Innocent Bystanders

Implications of an EU–India Free Trade Agreement for Excluded Countries

image of Innocent Bystanders
The European Union, under its ‘Global Europe’ initiative, has since 2006 been pursuing trade agreements with its major global trading partners. An EU–India Free Trade Agreement is currently under negotiation; if successfully concluded it is likely to have knock-on effects on other countries’ trade with both India and the EU, the trade of the ‘innocent bystanders’ excluded from the agreement.

The authors consider the implications of the EU–India Free Trade Agreement for various groups of other countries, including the ACP countries and those in South Asia, the latter group being most strongly impacted. The analysis considers not only trade in goods but also trade in services, and focuses not only on quantities but also on the prices at which trade is conducted.

The authors then consider how excluded countries might respond to the Free Trade Agreement, both at an individual level and at a systemic level.



EU Trade Agreements

What can we expect an EU–India Agreement to cover?

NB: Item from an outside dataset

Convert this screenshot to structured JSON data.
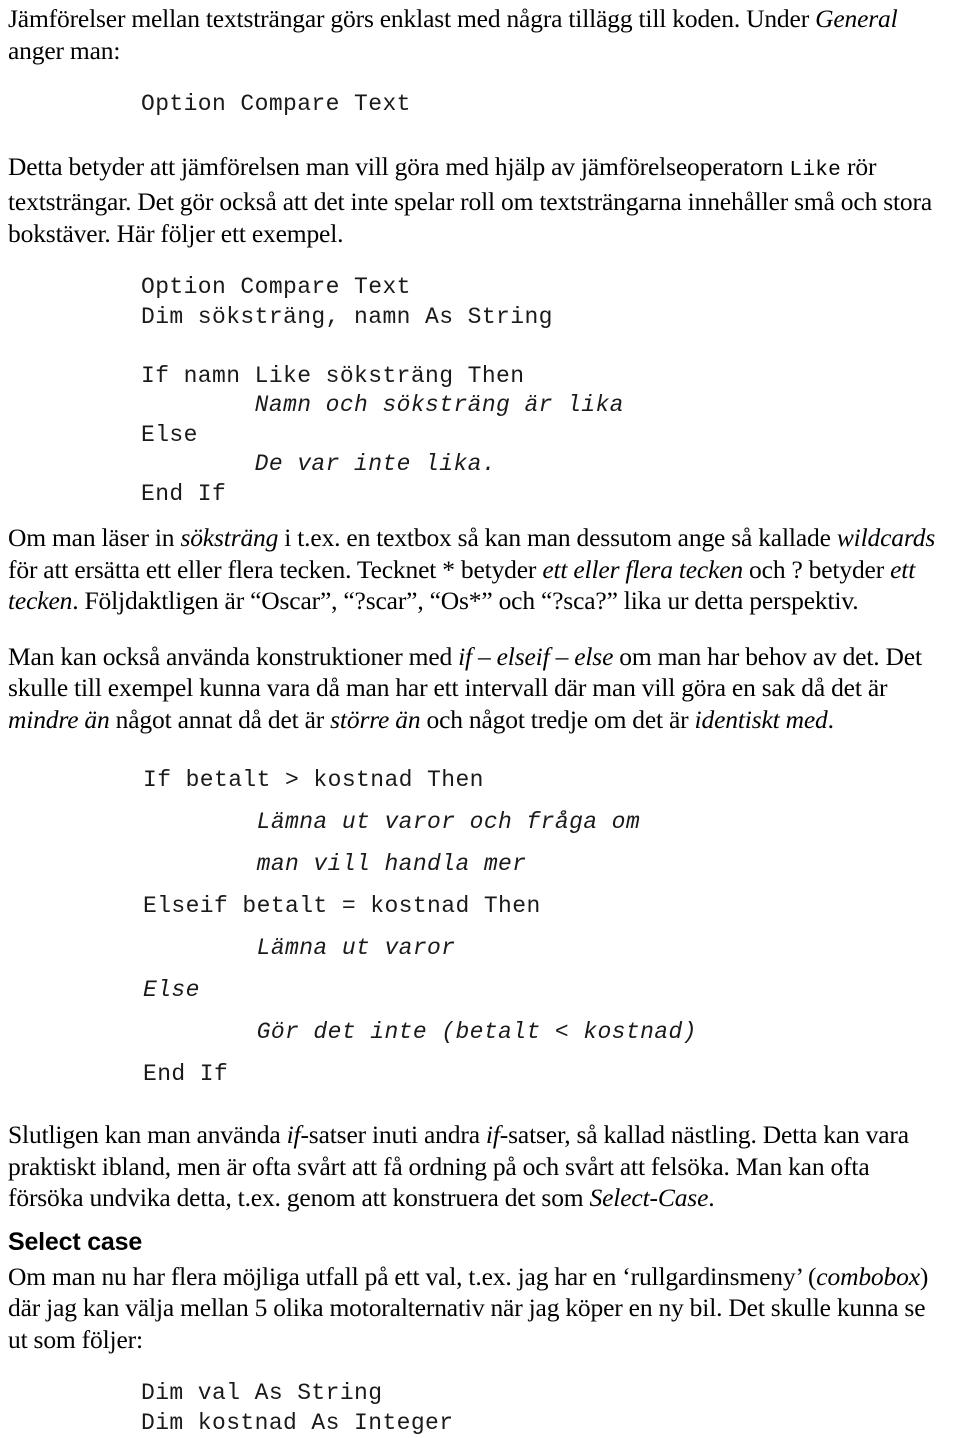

This chapter briefly sketches the history of EU thinking about trade agreements, showing that bilateral and regional arrangements have always had a major role. In the last decade we have seen the EU move outside its region and former colonies to focus on larger developing country and emerging markets. EU–India must be seen as part of this progression. In these agreements, and even more so in agreements with the ACP states, the EU has encouraged considerable asymmetry over the degree and timing of liberalisation. We expect to see this in goods markets with India but probably to a smaller extent than previously. EU rhetoric has also come to stress so-called deep integration – regulatory harmonisations and liberalisations and a focus on services. The latter are particularly significant for India. There are huge potential gains from deep integration for the partners to an agreement if it can be achieved, but the consequences for excluded countries are mixed: in some cases new discrimination could arise but in others excluded countries will benefit from the reforms induced by the bilateral agreement. Moreover, given the histories of the two partners, we do not actually expect a huge amount of deep integration.